Yasağı delen sarı papatya
Babasının tutuklanmasının ardından annesi ve kız kardeşleri Asimed ve Mizgîn ile birlikte Bedlîs (Bitlis)’in Xîzan (Hizan) ilçesine bağlı Azgor (Yığınkaya) köyünden Mersin’in Tarsus ilçesine taşındıklarını belirten Dilan İvrendi, yıllardır ailesiyle birlikte burada yaşıyor. 7 yaşındayken cezaevine gittiklerinde babasının ağaçları, yeşili, çiçekleri çok sevdiği için kendisine küçük de olsa bir çiçek götürmenin yollarını aradığını söyleyen Dilan İvrendi, babasıyla yaşadığı bu anısını şu sözlerle anlattı: “Bir görüşte, babama sarı bir papatya götürdüm. Yasaktı ama ben yine de o cezaevine çiçeği götürmüştüm. Sarı papatyayı çıkardım babama ‘Bak sana çiçek getirdim’ dedim. Babam çok şaşırdı ‘Nasıl getirdin?’ diye sordu. ‘Gardiyanlar görmedi. Saklamıştım ben’ dedim. Özlemle sarıldı bana. Babama ilk hediyemi vermiştim. ‘Yeşillik görmüyorsunuz, sizin için getirdim’ dedim. Babam ile arkadaşları bunu kendi aralarında anlatıp hep gülüyorlarmış.”
‘Hep arkadaş, yoldaştık’
Babasıyla cezaevinde olmasına rağmen bağlarının hiçbir zaman kopmadığının altını çizen Dilan İvrendi, şöyle devam etti: “Babamla hep bir arkadaş, yoldaş gibi olduk. Babam, yüreği çok güzel bir insan. İçeride olmasına rağmen bana, bize çok şey kattı, çok emekleri oldu. Asıl eğitimimi de babamdan aldım. Sayfalarca mektupta toplumu, kadın-erkek ilişkisini, yaşamı her şeyi anlatırdı. Ben ise ona yaptığım resimleri gönderiyordum. Babama, ‘Sen bize doğru uçup geliyorsun, biz de sana doğru geliyoruz’ diye resim yapıyordum. Yıllarca babamla cezaevi arkadaşı, mektup arkadaşı olduk.”
‘Devrimciliği babamdan öğrendim’
Babasının eğitimiyle büyüyüp, babasının yolundan gitmeyi kendisine hedef koyduğunu söyleyen Dilan İvrendi, “20’li yaşlarımda artık onun yürüdüğü yolda yürümeye başladım. 2010’da partinin PM’sindeydim.
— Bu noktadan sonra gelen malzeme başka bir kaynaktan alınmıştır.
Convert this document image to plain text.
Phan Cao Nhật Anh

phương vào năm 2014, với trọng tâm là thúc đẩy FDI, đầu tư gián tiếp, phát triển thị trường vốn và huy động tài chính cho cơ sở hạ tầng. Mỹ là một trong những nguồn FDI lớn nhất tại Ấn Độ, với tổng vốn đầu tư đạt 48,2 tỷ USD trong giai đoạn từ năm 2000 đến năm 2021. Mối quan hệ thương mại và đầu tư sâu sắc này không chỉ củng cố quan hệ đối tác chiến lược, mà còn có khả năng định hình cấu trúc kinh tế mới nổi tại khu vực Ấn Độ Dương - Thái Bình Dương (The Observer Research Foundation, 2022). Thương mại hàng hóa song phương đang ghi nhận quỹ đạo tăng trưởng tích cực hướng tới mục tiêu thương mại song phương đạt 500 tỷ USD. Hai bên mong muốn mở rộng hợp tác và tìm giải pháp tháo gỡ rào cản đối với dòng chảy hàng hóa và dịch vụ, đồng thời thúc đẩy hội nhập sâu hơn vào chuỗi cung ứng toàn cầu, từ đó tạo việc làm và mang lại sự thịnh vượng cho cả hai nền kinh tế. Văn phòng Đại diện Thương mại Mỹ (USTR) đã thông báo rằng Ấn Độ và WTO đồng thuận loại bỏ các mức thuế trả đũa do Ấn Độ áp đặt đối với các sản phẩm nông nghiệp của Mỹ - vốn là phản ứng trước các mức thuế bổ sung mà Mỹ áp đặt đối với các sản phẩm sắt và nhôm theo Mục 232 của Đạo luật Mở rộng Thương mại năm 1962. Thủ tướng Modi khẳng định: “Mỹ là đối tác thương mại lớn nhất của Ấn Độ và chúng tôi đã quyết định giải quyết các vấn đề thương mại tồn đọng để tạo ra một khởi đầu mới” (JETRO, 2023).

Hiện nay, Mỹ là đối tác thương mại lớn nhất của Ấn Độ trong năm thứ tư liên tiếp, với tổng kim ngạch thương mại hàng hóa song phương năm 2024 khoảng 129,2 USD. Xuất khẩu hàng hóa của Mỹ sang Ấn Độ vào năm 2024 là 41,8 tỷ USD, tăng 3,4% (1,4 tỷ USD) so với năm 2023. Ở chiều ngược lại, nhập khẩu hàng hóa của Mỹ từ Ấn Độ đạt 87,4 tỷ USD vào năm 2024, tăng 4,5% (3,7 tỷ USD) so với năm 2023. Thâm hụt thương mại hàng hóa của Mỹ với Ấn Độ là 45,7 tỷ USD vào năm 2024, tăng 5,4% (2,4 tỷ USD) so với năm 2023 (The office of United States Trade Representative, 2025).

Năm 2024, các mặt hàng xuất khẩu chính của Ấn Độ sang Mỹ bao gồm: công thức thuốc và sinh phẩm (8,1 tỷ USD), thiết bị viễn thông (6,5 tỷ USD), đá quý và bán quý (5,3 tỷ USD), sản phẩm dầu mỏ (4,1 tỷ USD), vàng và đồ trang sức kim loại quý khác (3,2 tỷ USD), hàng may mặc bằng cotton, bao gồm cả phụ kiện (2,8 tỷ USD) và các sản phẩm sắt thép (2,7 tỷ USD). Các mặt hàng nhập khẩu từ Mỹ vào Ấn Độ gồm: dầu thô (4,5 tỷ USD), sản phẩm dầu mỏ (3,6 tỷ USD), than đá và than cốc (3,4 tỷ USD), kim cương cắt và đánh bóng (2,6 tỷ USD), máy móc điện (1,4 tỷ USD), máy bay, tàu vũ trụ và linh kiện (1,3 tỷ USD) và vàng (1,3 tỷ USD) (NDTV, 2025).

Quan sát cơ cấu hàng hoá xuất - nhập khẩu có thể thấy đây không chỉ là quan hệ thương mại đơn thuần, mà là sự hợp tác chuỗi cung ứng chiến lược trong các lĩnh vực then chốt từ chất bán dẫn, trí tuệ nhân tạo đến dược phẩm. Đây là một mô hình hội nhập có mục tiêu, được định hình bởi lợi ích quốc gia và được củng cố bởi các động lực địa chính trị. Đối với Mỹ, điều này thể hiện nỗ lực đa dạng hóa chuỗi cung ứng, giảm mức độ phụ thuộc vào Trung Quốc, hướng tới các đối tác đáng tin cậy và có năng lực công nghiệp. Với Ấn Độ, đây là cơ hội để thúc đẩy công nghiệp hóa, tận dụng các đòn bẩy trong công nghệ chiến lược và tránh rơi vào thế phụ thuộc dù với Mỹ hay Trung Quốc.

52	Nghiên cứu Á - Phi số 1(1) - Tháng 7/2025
Serhed bölgesinde çalıştım. Mersin’de, KURDi-DER Eşbaşkanı oldum. Sonra cezaevine girdim, 6 ay tutuklu kaldım. Babam devrimci biri ve ben kızı olarak devrimciliği babamdan öğrendim. Cezaevinde baba-kız mektuplaştık. Bağımız hiç kopmadı” dedi.
Biz barış istiyoruz ya siz?
“Bugünlerde barışı, çözümü konuşuyoruz. Gerçekten onlar da barışmayı istiyor mu?” diye soran Dilan İvrendi, şunları ekledi: “Biz yürekten istiyoruz. Biz bugün değil, 50 yıldır barış istiyoruz. Barış diye diye, demokrasi diye diye dilimizde tüy bitti. Demokratikleşelim diyoruz, demokrasi istiyoruz. Devlet artık adım atmalı. Bunun yolu da cezaevlerini boşaltmaktan geçiyor. Hasta tutsaklar bırakılmalı.”